On May 16, 2024, Chinapower.csis.org reported that China is upgrading dual-use villages along its disputed Indian border.

The Chinapower wrote that in the desolate and inhospitable Himalayas, China is constructing and expanding hundreds of “xiaokang”  villages along its hotly disputed border with India.1These villages, often accompanied by military and dual-use infrastructure, are an important “gray zone” tool enabling China to assert and defend its claims near disputed areas. Commercial satellite images provide a glimpse into China’s activities and show that China is making rapid and significant progress on these border villages despite the harsh environment.Great Wall of villages1

In July 2017, the government of China’s Tibet Autonomous Region announced plans to construct hundreds of border villages and accompanying infrastructure as part of a major push to develop China’s remote border regions. Between 2018 and 2022, the region reportedly built 624 villages, and work has continued on additional villages. Many of these are clustered along the eastern sector of the Line of Actual Control (LAC), the de facto border separating China and India. The eastern sector borders Arunachal Pradesh, a state administered by India but largely claimed by China as “South Tibet.”

China is not alone in developing infrastructure along the border. Alarmed by China’s border buildup, India also  launched its own program to build villages in Arunachal Pradesh and other border states. However, China has demonstrated an enormous capacity to develop these regions, and India will find it challenging to keep pace with China.

Earlier in November 2021, India Today reported that Beijing’s explosive growth of military infrastructure—airfields and military bases on the Tibetan plateau—is now only matched by a simultaneous push to settle civilian populations in newly-constructed settlements like the one on the Tsari Chu river.

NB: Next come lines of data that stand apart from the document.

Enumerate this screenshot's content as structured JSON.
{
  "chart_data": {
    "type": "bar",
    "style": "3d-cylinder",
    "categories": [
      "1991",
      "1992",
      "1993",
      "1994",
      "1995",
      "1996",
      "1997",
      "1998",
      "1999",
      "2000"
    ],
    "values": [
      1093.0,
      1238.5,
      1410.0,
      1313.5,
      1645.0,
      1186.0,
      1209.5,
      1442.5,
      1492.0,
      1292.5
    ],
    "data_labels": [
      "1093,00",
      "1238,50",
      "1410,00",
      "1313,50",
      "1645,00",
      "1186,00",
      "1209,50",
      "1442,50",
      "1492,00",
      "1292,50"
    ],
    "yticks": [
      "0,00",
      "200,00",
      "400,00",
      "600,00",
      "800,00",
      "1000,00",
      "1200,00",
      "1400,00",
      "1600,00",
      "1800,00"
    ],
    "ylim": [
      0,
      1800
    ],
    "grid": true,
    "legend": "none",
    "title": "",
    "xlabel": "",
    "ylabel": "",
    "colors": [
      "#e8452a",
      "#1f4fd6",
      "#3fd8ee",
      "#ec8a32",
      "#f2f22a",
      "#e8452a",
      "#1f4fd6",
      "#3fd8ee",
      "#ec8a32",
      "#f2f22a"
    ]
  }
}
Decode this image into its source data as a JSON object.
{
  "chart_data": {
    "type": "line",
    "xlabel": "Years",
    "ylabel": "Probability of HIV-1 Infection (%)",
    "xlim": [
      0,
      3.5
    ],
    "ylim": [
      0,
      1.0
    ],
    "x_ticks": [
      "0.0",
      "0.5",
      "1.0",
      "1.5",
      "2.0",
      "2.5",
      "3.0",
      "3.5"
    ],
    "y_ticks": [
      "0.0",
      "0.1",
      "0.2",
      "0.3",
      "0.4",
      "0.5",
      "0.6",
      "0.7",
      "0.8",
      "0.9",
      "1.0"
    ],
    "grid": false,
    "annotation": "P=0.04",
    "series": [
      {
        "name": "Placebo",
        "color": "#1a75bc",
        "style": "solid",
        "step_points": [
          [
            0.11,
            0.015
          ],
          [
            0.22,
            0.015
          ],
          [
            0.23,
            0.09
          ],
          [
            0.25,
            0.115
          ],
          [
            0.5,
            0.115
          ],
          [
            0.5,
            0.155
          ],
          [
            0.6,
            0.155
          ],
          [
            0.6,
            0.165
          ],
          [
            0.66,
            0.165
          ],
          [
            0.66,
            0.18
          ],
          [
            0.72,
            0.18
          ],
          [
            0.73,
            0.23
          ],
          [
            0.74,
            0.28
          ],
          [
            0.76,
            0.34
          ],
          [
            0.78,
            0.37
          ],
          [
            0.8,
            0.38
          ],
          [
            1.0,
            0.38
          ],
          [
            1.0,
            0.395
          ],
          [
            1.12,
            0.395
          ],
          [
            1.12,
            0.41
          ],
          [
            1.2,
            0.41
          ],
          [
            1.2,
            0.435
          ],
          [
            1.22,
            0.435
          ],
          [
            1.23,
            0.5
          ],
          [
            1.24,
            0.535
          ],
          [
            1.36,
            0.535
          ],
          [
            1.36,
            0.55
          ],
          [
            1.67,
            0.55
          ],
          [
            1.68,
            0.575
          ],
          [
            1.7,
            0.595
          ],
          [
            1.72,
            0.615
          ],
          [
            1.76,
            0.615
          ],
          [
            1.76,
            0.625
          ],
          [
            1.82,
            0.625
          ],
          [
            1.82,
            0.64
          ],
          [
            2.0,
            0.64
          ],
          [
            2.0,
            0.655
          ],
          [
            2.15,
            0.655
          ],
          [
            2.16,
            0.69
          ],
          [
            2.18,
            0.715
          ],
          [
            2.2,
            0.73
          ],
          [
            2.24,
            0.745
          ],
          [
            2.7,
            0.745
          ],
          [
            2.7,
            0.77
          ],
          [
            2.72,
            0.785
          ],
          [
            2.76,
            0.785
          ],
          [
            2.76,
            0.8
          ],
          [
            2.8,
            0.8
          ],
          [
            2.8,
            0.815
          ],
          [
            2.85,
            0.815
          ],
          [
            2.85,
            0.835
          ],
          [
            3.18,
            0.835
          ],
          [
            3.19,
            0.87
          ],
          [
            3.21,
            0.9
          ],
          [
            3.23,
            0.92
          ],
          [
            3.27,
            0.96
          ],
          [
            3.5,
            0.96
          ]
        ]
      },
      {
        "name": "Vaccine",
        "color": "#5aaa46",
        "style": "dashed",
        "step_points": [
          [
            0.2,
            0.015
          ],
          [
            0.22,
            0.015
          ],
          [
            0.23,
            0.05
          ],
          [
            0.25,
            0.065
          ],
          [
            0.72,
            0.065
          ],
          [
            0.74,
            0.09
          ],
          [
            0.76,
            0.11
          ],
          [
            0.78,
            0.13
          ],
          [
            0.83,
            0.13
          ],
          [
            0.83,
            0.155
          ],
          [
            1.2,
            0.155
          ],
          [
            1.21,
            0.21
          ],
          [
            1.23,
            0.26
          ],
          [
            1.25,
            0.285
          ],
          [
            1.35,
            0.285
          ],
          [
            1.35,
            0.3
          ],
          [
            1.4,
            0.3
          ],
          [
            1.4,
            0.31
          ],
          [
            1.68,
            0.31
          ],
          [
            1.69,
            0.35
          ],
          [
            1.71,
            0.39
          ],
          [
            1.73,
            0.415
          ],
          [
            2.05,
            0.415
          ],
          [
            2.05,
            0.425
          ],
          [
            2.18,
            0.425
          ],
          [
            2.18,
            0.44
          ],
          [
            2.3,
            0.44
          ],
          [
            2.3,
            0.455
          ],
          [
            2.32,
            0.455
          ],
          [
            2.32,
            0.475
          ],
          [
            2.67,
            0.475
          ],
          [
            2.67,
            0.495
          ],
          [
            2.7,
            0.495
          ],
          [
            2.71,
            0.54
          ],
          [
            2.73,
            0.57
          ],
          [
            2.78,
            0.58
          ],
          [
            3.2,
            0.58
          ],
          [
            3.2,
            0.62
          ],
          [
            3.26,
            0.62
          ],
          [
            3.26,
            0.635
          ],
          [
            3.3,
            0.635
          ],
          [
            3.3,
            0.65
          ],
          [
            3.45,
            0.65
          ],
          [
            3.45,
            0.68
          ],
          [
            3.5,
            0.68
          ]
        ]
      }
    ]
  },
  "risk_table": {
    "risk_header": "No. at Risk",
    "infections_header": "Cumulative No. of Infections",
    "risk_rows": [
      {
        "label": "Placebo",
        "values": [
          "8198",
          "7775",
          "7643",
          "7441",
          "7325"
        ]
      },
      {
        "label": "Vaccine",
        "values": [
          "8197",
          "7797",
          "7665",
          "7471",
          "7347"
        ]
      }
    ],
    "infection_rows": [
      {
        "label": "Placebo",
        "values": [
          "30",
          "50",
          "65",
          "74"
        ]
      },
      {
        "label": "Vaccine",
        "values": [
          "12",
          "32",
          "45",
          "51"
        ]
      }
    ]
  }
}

Over the past three years, China has built over 600 ‘Xiaokang’ (well-off) border villages along its nearly 4,000-km-long boundary with India. The new villages dot a swathe of the Tibet Autonomous Region, from Rutok in Ngari Prefecture opposite Ladakh to Rima opposite Kibithu in Arunachal’s Lohit Valley. All of these villages are built in Tibet, which China occupied in 1949. (China does not recognise Arunachal Pradesh as part of India and calls it South Tibet.)

‘Some of these villages were built despite ongoing diplomatic and military dialogues to reduce border tensions with India’, noted the Pentagon’s annual report on China’s military development to the Congress, released on November 4. The report said the People’s Republic of China (PRC) ‘has continued taking incremental and tactical actions to press its claims at the LAC (Line of Actual Control)’. It highlighted the ‘large 100-home civilian village’ (on the Tsari Chu) located ‘inside disputed territory between the PRC’s Tibet Autonomous Region and India’s Arunachal Pradesh in the eastern sector of LAC’.